Tuesday, November 02, 2010

A discussion at SecTor on Rogue Secure Development

Last week I presented a new methodology for developing secure code called Rogue Secure Development(pdf). The talk was at SecTor in Toronto, and afterwards a lively discussion took place concerning the adoption of such a methodology. RSD is a 5 phase process that bakes in with the traditional Waterfall SDLC and focuses on bare-bones resource requirements for SMBs. The question I put forth to the audience was:

If there is a process that requires minimal amounts of resources, saves money, and creates robust code, what will it take to increase adoption?

There were many answers, but they were all summed up succinctly in 4 options.

1. People are killed, and a lack of a secure coding methodology is directly to blame.
2. Companies go bankrupt, and a lack of a secure coding methodology is directly to blame.
3. A nuclear power plant has a catastrophic meltdown, and a lack of a secure coding methodology is directly to blame.
4. Compliance forces adoption.

I found these dramatic and macabre options disturbing, so I asked, "Is there no business case for secure coding? No cost saving analysis? No risk management prescription?" The consensus in the room was that my suggestions, while potentially possible, weren't going to persuade anybody to break from the status quo. Interestingly, the only factor that seemed to have complete persuasive power was Compliance. In this particular audience, the threat of fines was more of a motivating stick than I've ever seen previously.

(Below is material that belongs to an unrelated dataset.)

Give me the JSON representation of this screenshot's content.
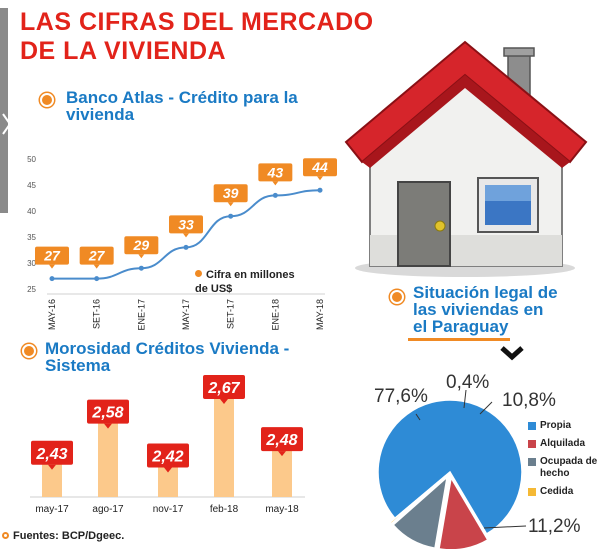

In March 2010, Errata did a study asking people what reasons they had if they were not using a secure development lifecycle. By far the most popular answer was resource constraints. The 4 options above would imply that, at least according to security folks, the reason people do not adopt secure coding is because of some black and white risk assessment telling them they are not in danger. So, does this mean that the people in the study aren't being honest with themselves, or that security professionals are out of touch with the motives of the development shops?

3 comments:

kurt wismer said...

well, i am a developer, so i would be part of the development community ben spoke of.

i also happened to attend sector, but unfortunately i didn't make it to marisa's talk (there just aren't enough of me to go around to all the talks i was interested in).

i agree with ben's notion that a lack of process holds back adoption of secure coding practices but i also agree that lack of resources do too. lack of resources hold back adoption of formal processes.

it's difficult to make the case for formal processes when a dev shop starts out and only has 1 or 2 actual developers, so man-power resources can be issue. as the shop grows larger, so too do it's customer obligations and so the time and money requirements to shift over to formal processes are hard to justify (again, a resource issue).

at the end of the day, corporate inertia (unfortunately dev shops are run by business people, not developers) keeps the status quo in place until the shop encounters a big enough force to get it moving towards change. the folks at the top have to buy into any plan that changes how development gets done because it changes how fast development can get done (formal processes don't lend themselves to cutting corners) and how much they can promise customers and prospective customers in the course of their aggressive sales tactics.

those top 4 things seem right to me as far as what kind of things are needed to overcome corporate inertia.

jduck said...

"People are killed" -- Love it!

Unknown said...

I am not a developer, but I work with several teams of them. I would agree with both Ben and Kurt up above, as well as the 4 items mentioned in you post.

I'd also add a fifth: A customer is lost and lack of secure coding is to blame. This is a less dramatic version of #2.

Really, any additional process, time, effort, or money *at all* is touchy when there is an absence of reason for it. If business doesn't buy into making things secure for their customers, then they will never buy into any additional resource use for the devs to do it securely.

There are two ways that developers can influence a more secure dev cycle: they either come to the table already smart/experienced enough to create secure code, or they make the risk case to business such that business agrees with it. That does happen, sure, depending on how it is sold to the business and the business culture. But the key is the business seeing value (at all) in security. (At least beyond what they just expect between the lines...'of course we build it secure, our devs aren't dumb!'...)

But far too often, devs are already cowed by business. Get more things done faster with better stability and features.